Fig. 4: Screenshot of the settings page where the user clicked on the '+'-icon at the right side of a labeling task, which triggered this modal, where unique label names can be entered to create new labels.

You can also add labels while in the labeling suite (see Fig. 5) by typing the name of the new label into the search bar and pressing the "+" icon next to the search bar. This will add the new label to the available options, which you will have to manually select afterward in order to label your record.

Fig. 5: GIF of a user adding a new label to the labeling task 'topic' in the labeling suite.

Renaming labels

Sometimes, you might choose the wrong name for a label, or you just want to shorten it because it clutters your labeling view. To stay flexible throughout the project, you can rename labels from the settings page. In order to do that you have to click on the little color pipette icon on the left side of the label. A modal will appear that lets you customize your label with a color and a keyboard shortcut, but if you want to rename it, you have to click on the label itself at the very top of that modal (see Fig. 6).

Fig. 6: GIF of a user accessing the label renaming.

When renaming the label, refinery is aware that this label might have been used in heuristics, lookup lists, or other parts of your project.

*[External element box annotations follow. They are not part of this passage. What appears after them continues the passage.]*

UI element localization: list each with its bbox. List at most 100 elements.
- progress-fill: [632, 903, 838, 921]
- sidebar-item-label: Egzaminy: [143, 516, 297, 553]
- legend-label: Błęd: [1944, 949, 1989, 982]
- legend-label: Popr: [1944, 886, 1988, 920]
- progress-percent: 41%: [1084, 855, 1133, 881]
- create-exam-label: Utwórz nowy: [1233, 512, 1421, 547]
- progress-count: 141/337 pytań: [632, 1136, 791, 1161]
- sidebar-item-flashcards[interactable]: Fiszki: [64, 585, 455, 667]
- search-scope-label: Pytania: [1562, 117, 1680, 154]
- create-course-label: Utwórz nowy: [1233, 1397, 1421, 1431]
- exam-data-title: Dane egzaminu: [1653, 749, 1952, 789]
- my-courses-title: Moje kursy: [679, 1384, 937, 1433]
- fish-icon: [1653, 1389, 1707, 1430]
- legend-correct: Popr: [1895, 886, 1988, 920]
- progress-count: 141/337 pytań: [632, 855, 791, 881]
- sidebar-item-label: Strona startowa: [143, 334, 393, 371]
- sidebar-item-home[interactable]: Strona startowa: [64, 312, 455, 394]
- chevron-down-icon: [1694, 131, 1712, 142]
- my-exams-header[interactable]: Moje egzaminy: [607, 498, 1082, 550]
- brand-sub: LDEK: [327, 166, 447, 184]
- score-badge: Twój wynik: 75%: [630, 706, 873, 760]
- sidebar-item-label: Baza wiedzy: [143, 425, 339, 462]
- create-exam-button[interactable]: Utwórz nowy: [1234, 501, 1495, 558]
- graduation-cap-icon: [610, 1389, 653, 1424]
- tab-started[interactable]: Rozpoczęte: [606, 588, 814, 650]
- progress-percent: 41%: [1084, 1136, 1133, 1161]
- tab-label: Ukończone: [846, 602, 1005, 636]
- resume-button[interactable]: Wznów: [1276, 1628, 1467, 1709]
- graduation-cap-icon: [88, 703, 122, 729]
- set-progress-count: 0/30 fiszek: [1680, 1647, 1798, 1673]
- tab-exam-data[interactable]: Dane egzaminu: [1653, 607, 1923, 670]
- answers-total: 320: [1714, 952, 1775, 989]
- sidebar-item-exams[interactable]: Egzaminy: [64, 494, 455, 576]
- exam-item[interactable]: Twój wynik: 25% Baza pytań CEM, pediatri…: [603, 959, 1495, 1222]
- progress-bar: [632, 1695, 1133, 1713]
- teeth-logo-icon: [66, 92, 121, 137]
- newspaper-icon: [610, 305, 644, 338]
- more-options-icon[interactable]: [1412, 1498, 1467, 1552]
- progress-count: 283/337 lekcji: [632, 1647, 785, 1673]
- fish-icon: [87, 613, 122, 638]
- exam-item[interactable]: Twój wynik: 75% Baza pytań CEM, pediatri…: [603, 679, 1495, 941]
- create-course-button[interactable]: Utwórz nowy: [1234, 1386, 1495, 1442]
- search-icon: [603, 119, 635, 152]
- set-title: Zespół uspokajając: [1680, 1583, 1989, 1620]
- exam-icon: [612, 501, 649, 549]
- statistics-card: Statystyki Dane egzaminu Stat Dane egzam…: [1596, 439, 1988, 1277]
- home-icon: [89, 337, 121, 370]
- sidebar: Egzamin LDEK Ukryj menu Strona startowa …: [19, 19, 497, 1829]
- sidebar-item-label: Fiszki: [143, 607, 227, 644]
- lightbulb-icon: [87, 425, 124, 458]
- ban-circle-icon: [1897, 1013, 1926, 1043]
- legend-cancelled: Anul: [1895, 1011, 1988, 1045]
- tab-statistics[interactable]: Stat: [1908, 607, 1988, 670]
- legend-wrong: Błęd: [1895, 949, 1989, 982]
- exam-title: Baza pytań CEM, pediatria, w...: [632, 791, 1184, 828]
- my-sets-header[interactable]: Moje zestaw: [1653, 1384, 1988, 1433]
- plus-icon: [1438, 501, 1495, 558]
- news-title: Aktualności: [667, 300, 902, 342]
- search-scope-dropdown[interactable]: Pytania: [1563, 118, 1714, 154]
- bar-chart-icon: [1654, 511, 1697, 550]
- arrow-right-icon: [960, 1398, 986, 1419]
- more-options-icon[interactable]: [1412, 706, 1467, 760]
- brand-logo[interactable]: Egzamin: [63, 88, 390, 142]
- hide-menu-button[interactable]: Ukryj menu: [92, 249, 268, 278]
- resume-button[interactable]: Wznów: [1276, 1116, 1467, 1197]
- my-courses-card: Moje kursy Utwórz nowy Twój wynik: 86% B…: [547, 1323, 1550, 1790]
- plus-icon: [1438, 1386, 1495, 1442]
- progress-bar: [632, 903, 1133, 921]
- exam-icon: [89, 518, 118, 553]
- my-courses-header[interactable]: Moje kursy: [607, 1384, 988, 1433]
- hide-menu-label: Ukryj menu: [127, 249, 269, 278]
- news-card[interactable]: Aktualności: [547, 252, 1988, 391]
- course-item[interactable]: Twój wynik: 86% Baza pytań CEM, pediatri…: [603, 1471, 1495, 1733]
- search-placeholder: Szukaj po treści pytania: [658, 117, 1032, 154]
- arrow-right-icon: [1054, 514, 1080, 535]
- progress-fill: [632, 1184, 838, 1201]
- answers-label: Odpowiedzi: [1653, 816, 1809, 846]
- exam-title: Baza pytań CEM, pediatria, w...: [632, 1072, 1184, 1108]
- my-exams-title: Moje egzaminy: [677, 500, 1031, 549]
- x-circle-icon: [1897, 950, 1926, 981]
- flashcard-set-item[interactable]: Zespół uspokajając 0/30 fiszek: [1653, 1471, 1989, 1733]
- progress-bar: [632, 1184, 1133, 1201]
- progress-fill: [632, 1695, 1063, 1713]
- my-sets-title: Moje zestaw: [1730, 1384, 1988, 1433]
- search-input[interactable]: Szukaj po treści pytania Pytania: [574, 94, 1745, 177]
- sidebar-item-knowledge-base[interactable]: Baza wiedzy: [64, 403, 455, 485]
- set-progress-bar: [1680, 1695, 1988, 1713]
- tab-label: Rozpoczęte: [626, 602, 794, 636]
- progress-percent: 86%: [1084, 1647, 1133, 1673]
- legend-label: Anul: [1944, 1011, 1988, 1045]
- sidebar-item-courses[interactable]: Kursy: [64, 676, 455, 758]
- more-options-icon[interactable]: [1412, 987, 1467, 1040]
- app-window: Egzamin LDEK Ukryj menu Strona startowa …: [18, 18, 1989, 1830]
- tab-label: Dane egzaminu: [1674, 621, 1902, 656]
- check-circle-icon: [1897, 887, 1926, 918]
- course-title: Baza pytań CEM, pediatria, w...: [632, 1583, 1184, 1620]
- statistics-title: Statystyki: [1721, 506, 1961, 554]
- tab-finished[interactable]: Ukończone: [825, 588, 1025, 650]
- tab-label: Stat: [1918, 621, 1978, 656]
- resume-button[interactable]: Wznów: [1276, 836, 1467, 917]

This is why there is a mandatory check before you can actually rename the label. This will display all the parts in refinery where this label name appears. Please keep in mind that we provide a "best guess" for these changes. Since custom written Python code is very versatile some changes might not be what you intended.

Fig. 7: Screenshot of the label renaming process after pressing the 'check rename' button. The displayed warnings remind you where the current label name is used.

Deleting labels

Deleting a label will also delete all the manually labeled data associated with it, as the given label would have no reference to a label and labeling task anymore. The other labels and tasks will be unaffected.

In order to delete a label, just go to the settings page and click on the little trashcan icon right next to it (not the one for the labeling task!). As this will delete all the manual labels associated with this label, there will be a modal asking for confirmation.

Quality of life

Label colors and keyboard shortcuts

You can customize your labels for more efficient labeling. If you want to change the color of your label, just click on the little pipette icon next to it on the settings page. That page also allows you to set a unique keyboard shortcut for that label. Just press the desired key, which will then be saved automatically. The chosen shortcuts will also be displayed on the settings and labeling suite.